At a Sunday appearance on This Week, H.R. McMaster, President Donald Trump’s national security adviser, strongly suggested that Saturday’s fatal car attack in Charlottesville, Virginia, was an act of terrorism.

“Any time that you commit an attack against people to incite fear, it is terrorism,” McMaster said of the fatal attack, which left a 32-year-old woman dead and several more injured at the “Unite the Right” rally in Charlottesville. “But what you see here is someone who is committing a criminal act against fellow Americans that may have been motivated by this hatred and bigotry which, I mentioned, we have to extinguish in our nation.”

The national security adviser appeared later on Meet the Press to double down on his earlier comments.

“What terrorism is, is the use of violence to incite terror and fear, and of course it was terrorism,” McMaster told host Chuck Todd.

McMaster’s condemnation of the attack as terrorism appears to be the first such categorization from Trump’s White House.
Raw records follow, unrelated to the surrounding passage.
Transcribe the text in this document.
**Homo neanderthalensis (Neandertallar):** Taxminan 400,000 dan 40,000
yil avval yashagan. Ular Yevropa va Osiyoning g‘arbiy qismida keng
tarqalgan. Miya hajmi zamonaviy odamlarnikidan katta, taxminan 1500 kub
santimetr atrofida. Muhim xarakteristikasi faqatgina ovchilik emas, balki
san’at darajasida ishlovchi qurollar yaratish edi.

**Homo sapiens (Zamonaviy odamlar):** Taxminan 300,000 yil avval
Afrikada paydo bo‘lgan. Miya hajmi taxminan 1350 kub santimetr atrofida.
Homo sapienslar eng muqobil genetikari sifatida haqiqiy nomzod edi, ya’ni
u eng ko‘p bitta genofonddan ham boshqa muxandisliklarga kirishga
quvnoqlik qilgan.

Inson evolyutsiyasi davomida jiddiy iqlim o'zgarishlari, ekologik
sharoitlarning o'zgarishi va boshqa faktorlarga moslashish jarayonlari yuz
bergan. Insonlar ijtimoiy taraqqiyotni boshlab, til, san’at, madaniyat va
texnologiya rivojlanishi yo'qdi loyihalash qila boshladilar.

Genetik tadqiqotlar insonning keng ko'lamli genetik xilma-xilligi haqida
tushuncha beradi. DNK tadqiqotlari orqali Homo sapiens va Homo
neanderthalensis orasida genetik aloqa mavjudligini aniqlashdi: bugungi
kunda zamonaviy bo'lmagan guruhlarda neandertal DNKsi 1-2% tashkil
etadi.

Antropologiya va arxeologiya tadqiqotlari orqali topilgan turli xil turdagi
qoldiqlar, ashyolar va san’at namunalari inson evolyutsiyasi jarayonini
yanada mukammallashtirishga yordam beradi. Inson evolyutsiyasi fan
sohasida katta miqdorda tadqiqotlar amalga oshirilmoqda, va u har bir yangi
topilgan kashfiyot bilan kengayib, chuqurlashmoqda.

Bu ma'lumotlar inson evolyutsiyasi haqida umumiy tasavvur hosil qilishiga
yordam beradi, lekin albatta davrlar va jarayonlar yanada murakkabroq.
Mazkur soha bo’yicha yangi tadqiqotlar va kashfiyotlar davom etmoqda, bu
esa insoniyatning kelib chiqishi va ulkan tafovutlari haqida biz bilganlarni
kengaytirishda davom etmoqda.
His remarks sharply contrasted the immediate statement from the president, who seemed to suggest that those protesting the event were as complicit in the hate and violence as the white supremacists and neo-Nazis gathered there.

“We condemn in the strongest possible terms this egregious display of hatred, bigotry and violence on many sides, on many sides,” Trump said at a press conference shortly after the fatal car attack. “This hate and division must stop, and it must stop now.”

The president’s statement drew the ire of critics on both sides of the political spectrum for its failure to name white nationalism or white supremacy as the primary motivation for the violence on Saturday, which overall left three people dead — including the victim of the car attack — and 35 injured.

Authorities identified the suspected driver of the vehicle that mowed through a crowd of pedestrians at the rally as James Alex Fields Jr. The suspect’s Facebook was reportedly rife with Nazi imagery.

August 13, 2017 1:41 p.m.: This story has been updated.